Do I think my right to tell dick jokes should override the principle that everyone should feel comfortable in the workplace? Of course not. As I said, on the whole, these are positive changes and will lead to better lives for cooks of all stripes, and probably better food as well. The more people feel safe in the kitchen, the larger the talent pool becomes.

On a somewhat similar note, Food Twitter blew up last Thursday when Adam Rapoport, editor in chief of Bon Appetit, tweeted something about going to eat “slutty Chinese food.” Many women were offended by the tweet, and a conversation ensued about whether the word is gendered even when it comes to food, whether it’s offensive and what it even means.

I’ve been using the word “slutty” to describe food for as long as I’ve been writing about food, and even before then. It’s a usage that came out of the kitchens of New York City in the late ‘90s, the world that I was so attracted to because of its raunch. I wondered if my use of “slutty” would also offend, if it makes a difference that I’m a woman or if the fact that the connotation is always positive (at least when I use it) helps my case at all. As many people pointed out, there is an overtone of shame: Something slutty is something you really want to eat but feel as though you shouldn’t (at least that’s how Rapoport explained it).

I’m not sure my usage includes shame. Slutty food is food that’s over the top, but not in a refined way. It’s covered in sauce, it’s full of MSG, it’s oozing cheese. Eater’s Helen Rosner made a point about slutty food always being wet, saying the connotation meant “wet as a slut,” which is undeniably offensive, though I’m not sure texture has much to do with it. Most food is sloppy in some way, though it’s true that I can’t really imagine any instance in which I'd describe granola as “slutty.” Perhaps if it had chocolate chips and marshmallows in it, but then it wouldn’t be appealing, rendering it not fit for the term. But sweet potatoes become slutty when you bake marshmallows on top, and mac-n-cheese becomes slutty when you use Velveeta instead of some other runny cheese. The textural change isn't the issue; the culinary equivalent of smut is what dictates the distinction. Is smut necessarily bad? Not in my mind. Is it possible to use sex-positive food metaphors? Sheesh. 

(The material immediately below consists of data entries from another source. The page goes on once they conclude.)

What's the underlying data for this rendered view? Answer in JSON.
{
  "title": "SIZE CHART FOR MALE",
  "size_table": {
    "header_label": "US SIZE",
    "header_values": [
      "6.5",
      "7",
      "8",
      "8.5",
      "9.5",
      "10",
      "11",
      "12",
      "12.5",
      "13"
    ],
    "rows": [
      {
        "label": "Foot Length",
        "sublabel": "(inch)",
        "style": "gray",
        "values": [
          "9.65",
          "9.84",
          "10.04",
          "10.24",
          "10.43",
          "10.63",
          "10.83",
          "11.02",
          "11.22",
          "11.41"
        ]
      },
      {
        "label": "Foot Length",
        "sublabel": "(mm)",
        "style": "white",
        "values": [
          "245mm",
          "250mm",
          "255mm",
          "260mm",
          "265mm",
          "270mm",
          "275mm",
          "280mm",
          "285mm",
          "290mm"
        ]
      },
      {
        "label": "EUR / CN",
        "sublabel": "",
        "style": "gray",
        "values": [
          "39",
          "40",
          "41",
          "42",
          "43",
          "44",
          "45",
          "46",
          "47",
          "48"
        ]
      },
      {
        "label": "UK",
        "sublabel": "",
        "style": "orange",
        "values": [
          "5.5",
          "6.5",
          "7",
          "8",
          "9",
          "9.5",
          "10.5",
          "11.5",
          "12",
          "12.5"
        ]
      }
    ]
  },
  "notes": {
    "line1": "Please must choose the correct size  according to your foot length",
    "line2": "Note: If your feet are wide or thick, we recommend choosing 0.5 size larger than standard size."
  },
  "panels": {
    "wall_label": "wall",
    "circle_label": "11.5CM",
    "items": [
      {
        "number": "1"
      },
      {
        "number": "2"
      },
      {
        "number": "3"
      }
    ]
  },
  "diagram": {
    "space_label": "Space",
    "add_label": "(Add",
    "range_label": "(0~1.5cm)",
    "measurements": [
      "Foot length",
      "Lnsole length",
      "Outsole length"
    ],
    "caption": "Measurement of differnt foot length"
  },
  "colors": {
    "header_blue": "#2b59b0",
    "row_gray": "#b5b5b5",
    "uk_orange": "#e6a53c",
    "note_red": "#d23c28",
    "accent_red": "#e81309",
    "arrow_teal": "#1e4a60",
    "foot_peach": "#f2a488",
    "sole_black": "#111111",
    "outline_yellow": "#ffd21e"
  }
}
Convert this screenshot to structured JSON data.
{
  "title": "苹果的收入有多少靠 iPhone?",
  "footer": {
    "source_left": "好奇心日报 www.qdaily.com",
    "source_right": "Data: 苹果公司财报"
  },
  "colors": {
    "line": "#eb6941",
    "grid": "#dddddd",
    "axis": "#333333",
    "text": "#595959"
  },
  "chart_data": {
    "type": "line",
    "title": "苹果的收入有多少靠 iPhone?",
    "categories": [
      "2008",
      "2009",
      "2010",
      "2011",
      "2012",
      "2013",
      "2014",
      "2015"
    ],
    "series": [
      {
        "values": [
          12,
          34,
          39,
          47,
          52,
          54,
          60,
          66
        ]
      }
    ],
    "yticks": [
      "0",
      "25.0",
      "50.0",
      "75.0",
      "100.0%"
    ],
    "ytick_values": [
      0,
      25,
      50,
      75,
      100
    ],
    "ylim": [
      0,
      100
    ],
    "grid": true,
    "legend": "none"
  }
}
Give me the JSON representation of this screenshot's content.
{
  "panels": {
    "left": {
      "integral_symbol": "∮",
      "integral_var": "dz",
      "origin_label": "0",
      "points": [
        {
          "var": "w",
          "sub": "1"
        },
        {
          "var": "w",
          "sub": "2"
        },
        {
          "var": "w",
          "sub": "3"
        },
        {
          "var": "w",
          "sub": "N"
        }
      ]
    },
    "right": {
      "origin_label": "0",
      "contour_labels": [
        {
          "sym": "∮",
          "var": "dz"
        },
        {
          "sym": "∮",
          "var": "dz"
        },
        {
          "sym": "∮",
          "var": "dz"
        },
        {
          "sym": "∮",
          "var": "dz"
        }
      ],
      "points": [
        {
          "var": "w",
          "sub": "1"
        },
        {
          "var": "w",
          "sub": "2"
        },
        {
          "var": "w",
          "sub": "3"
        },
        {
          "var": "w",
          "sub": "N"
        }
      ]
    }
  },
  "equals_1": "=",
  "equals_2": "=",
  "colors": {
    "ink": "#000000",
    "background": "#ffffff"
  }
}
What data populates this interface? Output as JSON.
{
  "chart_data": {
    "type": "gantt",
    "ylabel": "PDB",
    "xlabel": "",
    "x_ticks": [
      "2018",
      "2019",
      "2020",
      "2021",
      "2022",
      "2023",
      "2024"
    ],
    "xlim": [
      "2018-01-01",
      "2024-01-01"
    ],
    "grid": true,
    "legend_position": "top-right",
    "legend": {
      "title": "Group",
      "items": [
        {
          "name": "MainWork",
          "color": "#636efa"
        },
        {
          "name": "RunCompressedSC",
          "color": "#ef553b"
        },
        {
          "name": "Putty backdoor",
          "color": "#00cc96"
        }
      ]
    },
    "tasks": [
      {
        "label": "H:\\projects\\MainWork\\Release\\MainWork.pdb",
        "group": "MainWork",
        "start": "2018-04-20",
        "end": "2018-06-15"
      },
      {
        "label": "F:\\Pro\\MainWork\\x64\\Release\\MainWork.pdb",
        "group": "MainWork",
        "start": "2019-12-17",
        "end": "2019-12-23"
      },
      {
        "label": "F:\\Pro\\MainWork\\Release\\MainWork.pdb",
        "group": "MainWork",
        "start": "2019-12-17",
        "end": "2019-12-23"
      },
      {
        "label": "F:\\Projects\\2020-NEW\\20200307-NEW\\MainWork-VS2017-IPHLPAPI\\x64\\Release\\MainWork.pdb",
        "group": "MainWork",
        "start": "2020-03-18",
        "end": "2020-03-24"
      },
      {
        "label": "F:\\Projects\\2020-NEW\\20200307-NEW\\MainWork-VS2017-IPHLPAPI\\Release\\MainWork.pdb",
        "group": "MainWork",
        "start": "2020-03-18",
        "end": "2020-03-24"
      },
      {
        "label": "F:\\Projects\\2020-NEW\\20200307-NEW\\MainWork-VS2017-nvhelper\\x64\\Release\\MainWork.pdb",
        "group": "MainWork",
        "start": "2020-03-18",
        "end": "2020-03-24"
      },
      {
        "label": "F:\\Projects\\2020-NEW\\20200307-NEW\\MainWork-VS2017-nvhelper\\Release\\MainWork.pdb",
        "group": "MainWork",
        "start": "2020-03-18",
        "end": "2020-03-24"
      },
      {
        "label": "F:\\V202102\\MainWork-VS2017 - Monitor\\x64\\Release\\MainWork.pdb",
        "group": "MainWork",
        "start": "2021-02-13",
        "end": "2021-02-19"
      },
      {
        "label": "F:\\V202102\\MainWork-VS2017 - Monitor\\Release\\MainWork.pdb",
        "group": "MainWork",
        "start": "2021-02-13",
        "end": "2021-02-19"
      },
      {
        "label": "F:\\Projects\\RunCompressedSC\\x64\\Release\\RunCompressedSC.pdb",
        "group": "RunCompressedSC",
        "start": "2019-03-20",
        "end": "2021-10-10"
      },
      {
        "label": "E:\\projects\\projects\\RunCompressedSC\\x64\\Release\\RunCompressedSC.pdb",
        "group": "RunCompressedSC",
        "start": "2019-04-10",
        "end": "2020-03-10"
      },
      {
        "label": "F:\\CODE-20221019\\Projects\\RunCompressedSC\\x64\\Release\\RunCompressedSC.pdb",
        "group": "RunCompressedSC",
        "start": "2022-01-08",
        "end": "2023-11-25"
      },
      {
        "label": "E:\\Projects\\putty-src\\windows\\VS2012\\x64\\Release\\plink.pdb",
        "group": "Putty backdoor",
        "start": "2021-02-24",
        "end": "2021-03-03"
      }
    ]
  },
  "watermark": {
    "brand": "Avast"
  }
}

Actually, I had a really good dick joke about the meaning of “slutty” in food terms that I was tempted to tweet. I restrained myself. And I may well restrain myself from using the word publicly in the future. But if I do, I’ll miss it.

One of the barriers to positive change is the social stigma against mourning what's misplaced in the process. It's not lost on me that the sadness I feel at the sanitization of the restaurant kitchen and my own vocabulary is the same sadness many men felt when Mad Men–era sexism became uncool in the white-collar workplace. We can admit that these losses are worthwhile, that when you weigh the good that comes from change against the pleasure of doing exactly what you want, change obviously wins. I welcome the new dawn of safety and equality in the kitchen (and in America), on whatever far-off and glorious day it finally arrives. But the salty pirate ship that has to sink as a result was a good home to me, and many others, and I’ll remember that aspect of it with fond sadness as we all move toward a better future. RIP, pirate ship.